De a poco y casi sin que nos diésemos cuenta, salir a alentar un equipo se ha tornado un trámite engorroso y desalentador. En aras de la seguridad, de combatir la reventa y los amaños, el terrorismo y la corrupción, ir al estadio implica toda una burocracia de carnets con microchips y boletos con códigos de barras, de cámaras de reconocimiento facial, lectores de huellas digitales, detectores de metales, cacheos de armas, hasta espirometrías si da lugar. Las federaciones han limitado tanto el ‘equipaje’ permitido para ingresar a las canchas que hasta las banderas han debido recortarse y toda parafernalia festiva, incluidos instrumentos musicales y hasta las letras de los cánticos deben pasar por estrictas revisiones y certificar que cumplen con las reglas de convivencia y corrección. Así las cosas, aún con los papeles en orden, llueva, truene o raje el sol, para llegar a su grada el hincha debe atravesar kilómetros de zonas de exclusión flaqueado por filas de tanquetas, carros hidrantes y fuerzas antidisturbios, tanto que para contar con la relativa garantía de que no será emboscado por una horda de fanáticos o de que un fundamentalista o un orate no hará volar la cancha en mil pedazos. Y con todo nada nos asegura que de buenas a primeras no caiga un misil.
Quizá esté pecando de exagerada ante los ojos europeos, mas cómo se han puesto las cosas de este lado del charco una termina cultivando un fatalismo desmesurado. No sin amargura debimos admitir que ir al fútbol por estas costas representa poner en riesgo la integridad, si no la vida; y un día dejamos de ir. Pero aún mirando con cierta envidia a los países civilizados que pueden conservar esa costumbre, todos asistimos a la transformación del deporte en empresa, en instrumento político, en vidriera de causas justas e injustas, en producto de marketing, en pasto para las fieras y agua para muchos, demasiados, molinos. En su afán por erigirse como fenómeno global se va demudando hasta lo anodino, por tocar lo universal se ha ido desdibujando en lo doméstico.

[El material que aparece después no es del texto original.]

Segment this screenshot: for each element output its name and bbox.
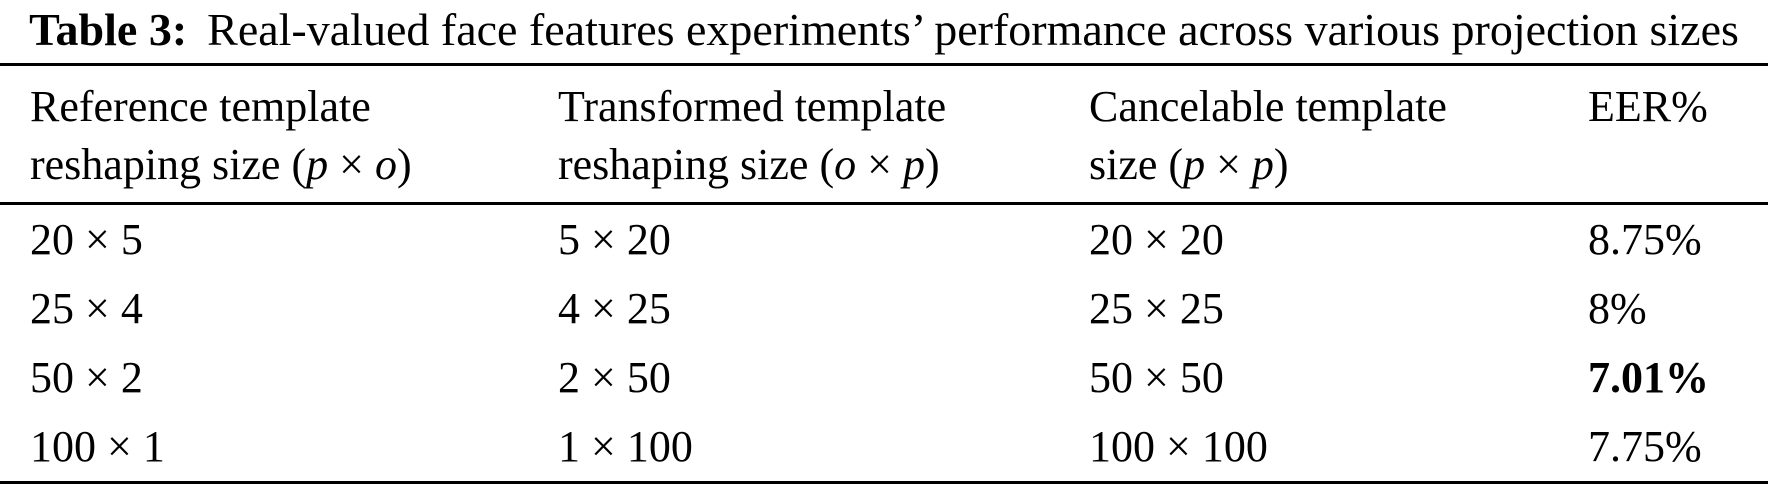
- cell-transformed-size: 2 × 50: [558, 343, 1089, 412]
- col-header-transformed-template: Transformed template reshaping size (o ×…: [558, 64, 1089, 205]
- times-operator: ×: [328, 140, 375, 189]
- table-row: 20 × 5 5 × 20 20 × 20 8.75%: [0, 204, 1768, 275]
- header-line2-suffix: ): [924, 140, 940, 189]
- cell-value: 8%: [1588, 284, 1647, 333]
- cell-reference-size: 25 × 4: [0, 274, 558, 343]
- header-line1: Cancelable template: [1089, 82, 1447, 131]
- table-caption-label: Table 3:: [29, 4, 188, 55]
- header-line1: Reference template: [30, 82, 371, 131]
- cell-value-bold: 7.01%: [1588, 353, 1709, 402]
- col-header-reference-template: Reference template reshaping size (p × o…: [0, 64, 558, 205]
- cell-value: 1 × 100: [558, 422, 693, 471]
- cell-value: 2 × 50: [558, 353, 671, 402]
- cell-cancelable-size: 20 × 20: [1089, 204, 1588, 275]
- cell-value: 5 × 20: [558, 215, 671, 264]
- table-row: 50 × 2 2 × 50 50 × 50 7.01%: [0, 343, 1768, 412]
- times-operator: ×: [1205, 140, 1252, 189]
- table-caption: Table 3: Real-valued face features experi…: [0, 0, 1768, 63]
- header-line1: EER%: [1588, 82, 1708, 131]
- header-line2-suffix: ): [396, 140, 412, 189]
- cell-cancelable-size: 50 × 50: [1089, 343, 1588, 412]
- math-var-p: p: [1183, 140, 1206, 189]
- results-table: Reference template reshaping size (p × o…: [0, 63, 1768, 484]
- cell-value: 25 × 4: [30, 284, 143, 333]
- cell-cancelable-size: 25 × 25: [1089, 274, 1588, 343]
- cell-transformed-size: 1 × 100: [558, 412, 1089, 483]
- cell-value: 50 × 50: [1089, 353, 1224, 402]
- cell-value: 4 × 25: [558, 284, 671, 333]
- header-line2-prefix: reshaping size (: [558, 140, 835, 189]
- cell-value: 100 × 1: [30, 422, 165, 471]
- cell-reference-size: 20 × 5: [0, 204, 558, 275]
- header-line2-suffix: ): [1273, 140, 1289, 189]
- cell-value: 100 × 100: [1089, 422, 1268, 471]
- col-header-eer: EER%: [1588, 64, 1768, 205]
- cell-eer: 8%: [1588, 274, 1768, 343]
- header-line2-prefix: size (: [1089, 140, 1184, 189]
- math-var-p: p: [902, 140, 925, 189]
- cell-transformed-size: 5 × 20: [558, 204, 1089, 275]
- math-var-o: o: [834, 140, 857, 189]
- table-row: 100 × 1 1 × 100 100 × 100 7.75%: [0, 412, 1768, 483]
- table-row: 25 × 4 4 × 25 25 × 25 8%: [0, 274, 1768, 343]
- math-var-p: p: [1251, 140, 1274, 189]
- table-caption-text: Real-valued face features experiments’ p…: [207, 4, 1739, 55]
- cell-eer: 7.75%: [1588, 412, 1768, 483]
- cell-reference-size: 100 × 1: [0, 412, 558, 483]
- cell-value: 7.75%: [1588, 422, 1702, 471]
- math-var-p: p: [306, 140, 329, 189]
- cell-eer-best: 7.01%: [1588, 343, 1768, 412]
- cell-value: 50 × 2: [30, 353, 143, 402]
- cell-value: 20 × 5: [30, 215, 143, 264]
- col-header-cancelable-template: Cancelable template size (p × p): [1089, 64, 1588, 205]
- cell-cancelable-size: 100 × 100: [1089, 412, 1588, 483]
- cell-value: 25 × 25: [1089, 284, 1224, 333]
- cell-value: 8.75%: [1588, 215, 1702, 264]
- header-row: Reference template reshaping size (p × o…: [0, 64, 1768, 205]
- header-line1: Transformed template: [558, 82, 947, 131]
- times-operator: ×: [856, 140, 903, 189]
- cell-value: 20 × 20: [1089, 215, 1224, 264]
- cell-reference-size: 50 × 2: [0, 343, 558, 412]
- header-line2-prefix: reshaping size (: [30, 140, 307, 189]
- math-var-o: o: [374, 140, 397, 189]
- cell-eer: 8.75%: [1588, 204, 1768, 275]
- cell-transformed-size: 4 × 25: [558, 274, 1089, 343]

No se trata de un tema de ‘arraigo’ o ‘soberanías’, que de eso también ya se ha contaminado bastante el discurso futbolero. Es algo que circula por regiones más profundas del individuo, por los sentimientos, los hábitos, las mañas de cada quien. Esa exaltación de ánimos particular que en el fútbol alcanza su plenitud y brota en gestos atávicos, actitudes tan épicas como emotivas: el canto, el grito, la plegaria, las lágrimas; el baile y las procesiones; los pendones y los trofeos; el abucheo y la aclamación.
Así que a buen puerto vayan por agua aquellos que vienen con la monserga del protocolo, del ceremonial, de que si es de señor o de plebeyos, de que es de orden y regla hacerle el bendito pasillo a los catalanes.
Insistamos cuantas veces sea necesario, donde y cuando nos cuadre, y cuando no también. Defendamos nuestro legítimo derecho a negarnos a hacer lo que no nos place, algo en lo que no creemos. Querer imponernos el pasillo es como pretender que cumplamos la prenda de un juego en el salimos perdedores sabiendo que hubo trampa.
Así que a cruzarnos de brazos y repetir que no, que no, que no, que no hay pasillo.